(a) Except as provided in (b) - (d) of this section, the state plan developed under AS 47.07.040 shall impose deductible, coinsurance, and copayment requirements on persons eligible for assistance under this chapter to the maximum extent allowed under federal law and regulations. The plan must provide that health care providers shall collect the allowable charge. The department shall reduce payments to each provider by the amount of the allowable charge. A provider may not deny services because a recipient is unable to share costs, but an inability to share costs imposed under this section does not relieve the recipient of liability for the costs.

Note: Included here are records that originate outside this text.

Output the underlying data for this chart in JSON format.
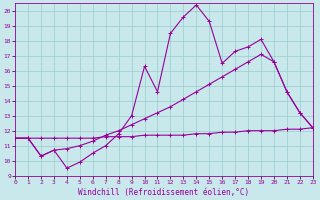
{
  "bg_color": "#c8e8ec",
  "line_color": "#990099",
  "grid_color": "#99cccc",
  "xlabel": "Windchill (Refroidissement éolien,°C)",
  "xlim": [
    0,
    23
  ],
  "ylim": [
    9,
    20.5
  ],
  "xticks": [
    0,
    1,
    2,
    3,
    4,
    5,
    6,
    7,
    8,
    9,
    10,
    11,
    12,
    13,
    14,
    15,
    16,
    17,
    18,
    19,
    20,
    21,
    22,
    23
  ],
  "yticks": [
    9,
    10,
    11,
    12,
    13,
    14,
    15,
    16,
    17,
    18,
    19,
    20
  ],
  "line1_x": [
    0,
    1,
    2,
    3,
    4,
    5,
    6,
    7,
    8,
    9,
    10,
    11,
    12,
    13,
    14,
    15,
    16,
    17,
    18,
    19,
    20,
    21,
    22,
    23
  ],
  "line1_y": [
    11.5,
    11.5,
    10.3,
    10.7,
    9.5,
    9.9,
    10.5,
    11.0,
    11.8,
    13.0,
    16.3,
    14.6,
    18.5,
    19.6,
    20.4,
    19.3,
    16.5,
    17.3,
    17.6,
    18.1,
    16.6,
    14.6,
    13.2,
    12.2
  ],
  "line2_x": [
    0,
    1,
    2,
    3,
    4,
    5,
    6,
    7,
    8,
    9,
    10,
    11,
    12,
    13,
    14,
    15,
    16,
    17,
    18,
    19,
    20,
    21,
    22,
    23
  ],
  "line2_y": [
    11.5,
    11.5,
    10.3,
    10.7,
    10.8,
    11.0,
    11.3,
    11.7,
    12.0,
    12.4,
    12.8,
    13.2,
    13.6,
    14.1,
    14.6,
    15.1,
    15.6,
    16.1,
    16.6,
    17.1,
    16.6,
    14.6,
    13.2,
    12.2
  ],
  "line3_x": [
    0,
    1,
    2,
    3,
    4,
    5,
    6,
    7,
    8,
    9,
    10,
    11,
    12,
    13,
    14,
    15,
    16,
    17,
    18,
    19,
    20,
    21,
    22,
    23
  ],
  "line3_y": [
    11.5,
    11.5,
    11.5,
    11.5,
    11.5,
    11.5,
    11.5,
    11.6,
    11.6,
    11.6,
    11.7,
    11.7,
    11.7,
    11.7,
    11.8,
    11.8,
    11.9,
    11.9,
    12.0,
    12.0,
    12.0,
    12.1,
    12.1,
    12.2
  ]
}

(b) The state plan developed under AS 47.07.040 shall impose a copayment requirement for inpatient hospital services in an amount that is the lesser of
(1) $50 a day, up to a maximum of $200 per discharge; or
(2) the maximum allowed under federal law and regulations.
(c) If the department has clear and compelling reason to believe that application of the maximum allowable charges under (a) of this section to a specific service would not reduce state expenditures or would generate savings to the state that are insignificant in relation to the total cost containment possible, then the department may waive the charges otherwise required under (a) of this section as to that specific service.
(d) In addition to the requirements established under (a) and (b) of this section, the department may require premiums or cost-sharing contributions from recipients who are eligible for benefits under AS 47.07.020(b)(13) and whose household income is between 150 and 175 percent of the federal poverty line. If the department requires premiums or cost-sharing contributions under this subsection, the department
(1) shall adopt in regulation a sliding scale for those premiums or contributions based on household income;
(2) may not exceed the maximums allowed under federal law; and
(3) shall implement a system by which the department or its designee collects those premiums or contributions.
(e) Except as provided in (c) of this section and notwithstanding (b) of this section, the department may require premiums and other cost-sharing contributions from recipients who are eligible for assistance under AS 47.07.020(b)(15) to the maximum extent allowed by federal law. If the department requires premiums or other cost-sharing contributions under this subsection, the department shall
(1) adopt in regulation a sliding scale for those premiums or contributions based on household income; and
(2) implement a system by which the department or its designee collects the premiums or other cost-sharing contributions.